Die Aufgabe einer städtischen Kulturabteilung
Es geht bei kommunaler Kulturarbeit nicht darum, einzelne Veranstaltungen ausschließlich nach kurzfristigen Einnahmen oder Ausgaben zu bewerten. Vielmehr geht es um kulturelle Teilhabe für die Bevölkerung, die Förderung von Stadtidentität und Gemeinschaft, touristische Entwicklung und Stadtmarketing, die Unterstützung von Vereinen, Initiativen und lokalen Akteuren. Die Stadtrechtsfeier erfüllt genau diese Funktionen als Teil einer langfristigen kulturellen und touristischen Strategie.
Sie sorgte für eine breite mediale Präsenz der Stadt – regional und darüber hinaus, die sich nicht unmittelbar in Geldwert messen lässt. Ebenso wenig lässt sich der nachhaltige Effekt auf Stadtführungen, touristische Nachfrage, Gastronomie und Einzelhandel sowie das Image der Stadt exakt beziffern.

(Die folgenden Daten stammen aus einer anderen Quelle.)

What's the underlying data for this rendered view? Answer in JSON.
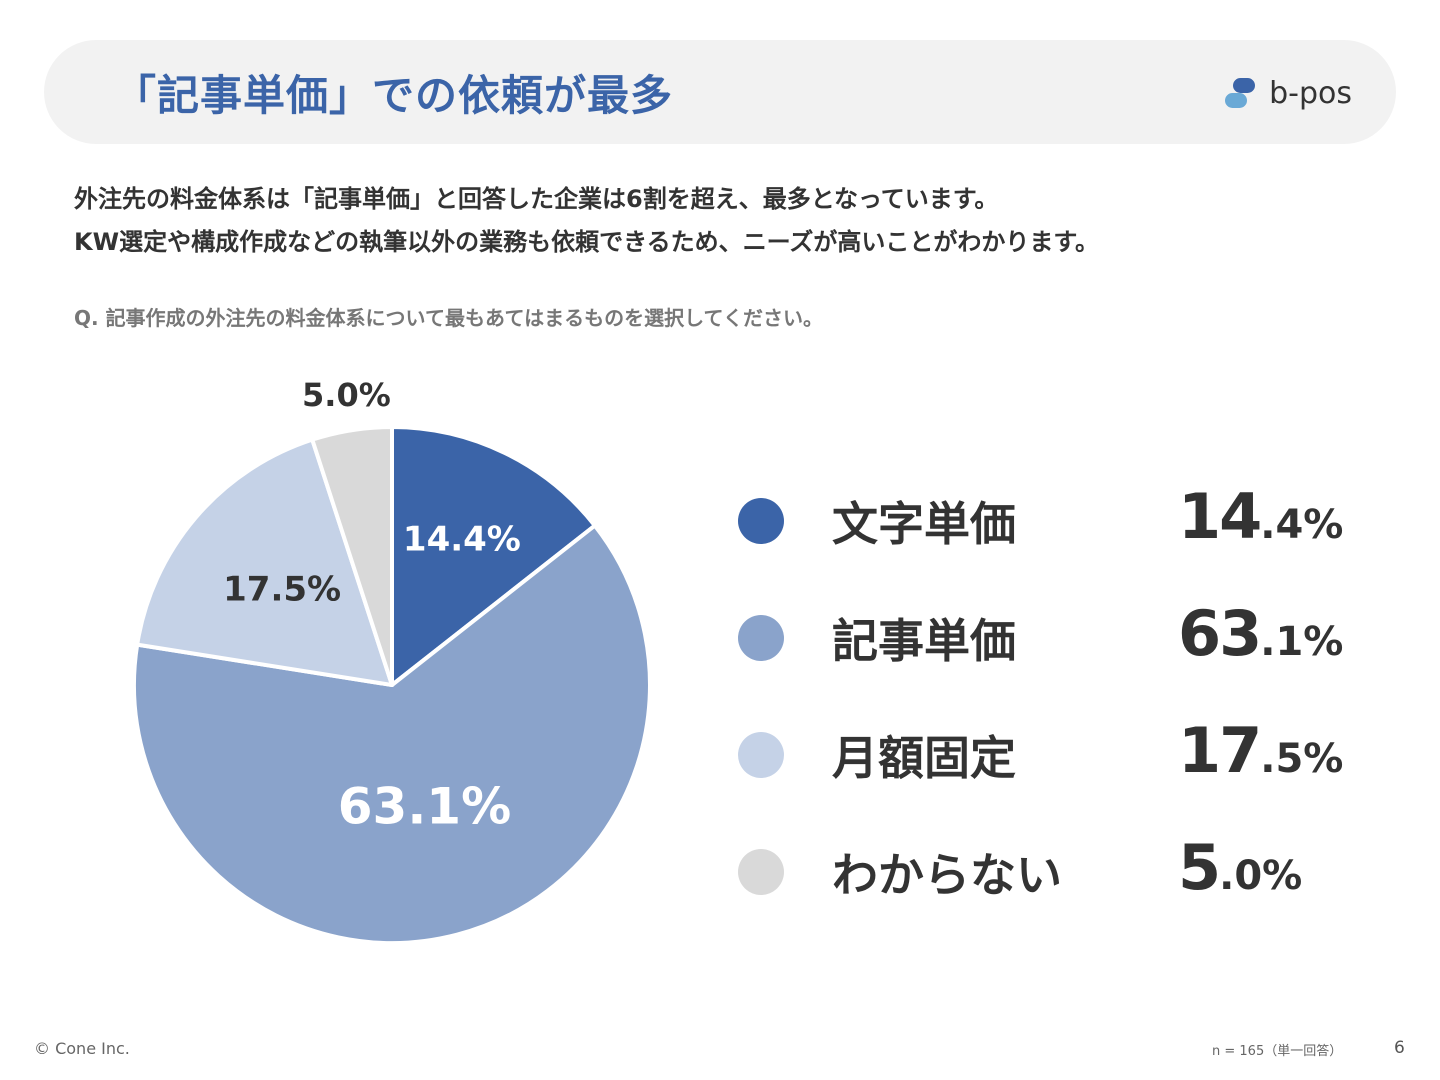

Ticketpreise waren politisch bekannt
Ebenso wie das Budget wurden auch die Ticketpreise politisch beschlossen und orientierten sich an vergleichbaren Veranstaltungen dieser Größenordnung. 15 Euro im Vorverkauf, Kinder bis 16 Jahre, Altstadtbewohner, Gewerbetreibende, Helfer, Mitarbeiter sowie Gastronomen hatten freien Eintritt. Die von der BG genannten 18 Euro galten nur für Besucher, die ihr Ticket bar an den Festtagen erwerben wollten. Dieser höhere Preis wurde angesetzt, um den Personalaufwand in der Stadtkasse zu reduzieren. Es bestand jederzeit die Möglichkeit, Tickets online für 15 Euro (auch noch vor Ort digital) zu erwerben. Der nachträgliche Vorwurf mangelnder Kinderfreundlichkeit ist schlicht falsch, daKinder ausdrücklich freien Zutritt hatten.

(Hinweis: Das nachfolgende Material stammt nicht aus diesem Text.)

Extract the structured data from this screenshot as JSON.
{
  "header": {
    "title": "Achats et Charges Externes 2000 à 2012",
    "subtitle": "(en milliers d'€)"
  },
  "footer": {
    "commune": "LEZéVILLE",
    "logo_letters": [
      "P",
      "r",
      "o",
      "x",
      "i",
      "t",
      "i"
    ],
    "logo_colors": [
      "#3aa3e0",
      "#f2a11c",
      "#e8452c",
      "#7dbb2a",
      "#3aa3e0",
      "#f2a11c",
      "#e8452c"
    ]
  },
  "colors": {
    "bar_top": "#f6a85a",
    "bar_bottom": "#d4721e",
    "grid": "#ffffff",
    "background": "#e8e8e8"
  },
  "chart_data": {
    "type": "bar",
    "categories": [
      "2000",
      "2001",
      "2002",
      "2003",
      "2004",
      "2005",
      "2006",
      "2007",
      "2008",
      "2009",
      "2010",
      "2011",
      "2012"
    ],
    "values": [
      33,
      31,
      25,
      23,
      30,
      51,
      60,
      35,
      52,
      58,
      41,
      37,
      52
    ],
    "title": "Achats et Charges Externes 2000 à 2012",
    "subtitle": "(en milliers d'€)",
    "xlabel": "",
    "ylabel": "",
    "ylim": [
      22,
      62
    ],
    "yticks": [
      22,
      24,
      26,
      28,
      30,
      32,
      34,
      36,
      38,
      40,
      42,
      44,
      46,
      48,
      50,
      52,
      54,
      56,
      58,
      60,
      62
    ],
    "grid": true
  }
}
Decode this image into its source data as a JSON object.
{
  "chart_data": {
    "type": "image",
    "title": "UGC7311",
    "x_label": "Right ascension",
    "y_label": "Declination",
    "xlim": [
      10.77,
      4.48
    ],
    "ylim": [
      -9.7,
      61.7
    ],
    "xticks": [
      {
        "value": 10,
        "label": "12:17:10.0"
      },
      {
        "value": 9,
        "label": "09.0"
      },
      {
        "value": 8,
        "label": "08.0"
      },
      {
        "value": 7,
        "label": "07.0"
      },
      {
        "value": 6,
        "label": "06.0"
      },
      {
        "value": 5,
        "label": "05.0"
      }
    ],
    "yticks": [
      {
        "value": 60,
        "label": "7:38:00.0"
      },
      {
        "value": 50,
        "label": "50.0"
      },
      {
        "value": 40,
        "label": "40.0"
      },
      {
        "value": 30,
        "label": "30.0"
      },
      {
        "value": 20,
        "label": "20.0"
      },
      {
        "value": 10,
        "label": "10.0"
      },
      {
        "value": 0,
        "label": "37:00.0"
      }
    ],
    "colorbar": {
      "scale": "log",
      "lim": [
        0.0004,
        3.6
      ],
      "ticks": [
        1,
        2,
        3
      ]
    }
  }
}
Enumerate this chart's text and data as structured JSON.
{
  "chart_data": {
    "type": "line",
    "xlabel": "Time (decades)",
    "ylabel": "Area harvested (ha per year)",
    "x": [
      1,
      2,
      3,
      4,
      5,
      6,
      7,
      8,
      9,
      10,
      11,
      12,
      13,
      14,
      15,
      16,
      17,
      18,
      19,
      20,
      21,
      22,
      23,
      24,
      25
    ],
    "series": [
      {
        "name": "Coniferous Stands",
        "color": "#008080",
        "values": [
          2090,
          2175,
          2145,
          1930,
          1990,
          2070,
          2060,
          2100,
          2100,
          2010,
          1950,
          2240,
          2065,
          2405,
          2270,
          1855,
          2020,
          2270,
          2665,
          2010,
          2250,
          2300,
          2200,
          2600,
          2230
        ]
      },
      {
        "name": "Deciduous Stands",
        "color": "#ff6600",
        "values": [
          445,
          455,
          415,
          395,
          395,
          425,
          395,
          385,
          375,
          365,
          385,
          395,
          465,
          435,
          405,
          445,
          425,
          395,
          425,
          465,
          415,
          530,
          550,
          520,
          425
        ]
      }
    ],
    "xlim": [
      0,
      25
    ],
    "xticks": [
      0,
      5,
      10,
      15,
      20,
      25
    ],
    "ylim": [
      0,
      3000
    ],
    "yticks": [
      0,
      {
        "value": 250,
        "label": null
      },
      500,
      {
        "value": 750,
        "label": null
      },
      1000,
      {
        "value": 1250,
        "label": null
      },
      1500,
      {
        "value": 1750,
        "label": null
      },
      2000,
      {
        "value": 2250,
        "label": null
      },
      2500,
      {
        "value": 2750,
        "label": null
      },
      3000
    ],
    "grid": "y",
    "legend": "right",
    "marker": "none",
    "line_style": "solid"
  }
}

Bemerkenswerter Doppelstandard
Auffällig ist, dass unterschiedliche Maßstäbe bei der Bewertung von städtischen Arbeitsleistungen angewendet werden. Einerseits wird bei einigen Projekten minutiös berechnet, welche Kosten für die Arbeitszeit der Mitarbeiter anfallen. Andererseits werden bei anderen politischen Initiativen oder Prüfaufträgen die dafür eingesetzten Ressourcen deutlich sorgloser behandelt. Dieser Unterschied in der Bewertung ist schwer nachvollziehbar und wirft Fragen nach Konsistenz und Transparenz in der städtischen Verwaltung auf.
Die Stadtrechtsfeier 2025 war eine außergewöhnliche Veranstaltung, die von vielen Menschen in Verwaltung, Vereinen, Gastronomie und Bürgerschaft getragen wurde. Sie war organisatorisch anspruchsvoll – gleichzeitig gelang es der Kulturabteilung, das übrige Kulturprogramm der Stadt nahezu vollständig weiterzuführen.

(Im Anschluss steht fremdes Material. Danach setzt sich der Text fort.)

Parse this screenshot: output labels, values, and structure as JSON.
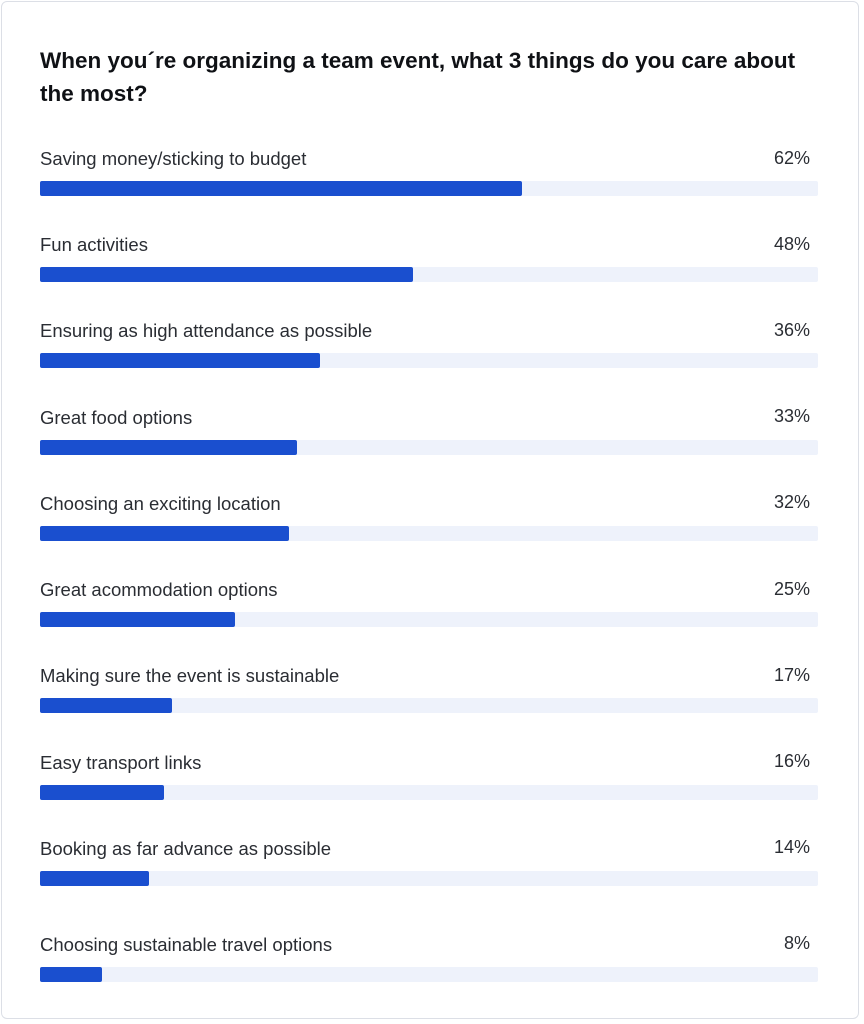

Eine solche Leistung ausschließlich auf hypothetische Defizitrechnungen zu reduzieren, ist offensichtlich reiner Wahlkampf ohne Rücksicht auf Verluste, im Bewusstsein, eine außerordentliche Gemeinschaftsleistung zu beschädigen. Kulturpolitik bedeutet mehr als Buchhaltung einzelner Projekte. Sie bedeutet auch, Gemeinschaft zu schaffen, Geschichte sichtbar zu machen und eine Stadt nach außen zu präsentieren. Und genau das hat die Stadtrechtsfeier für Gelnhausen getan.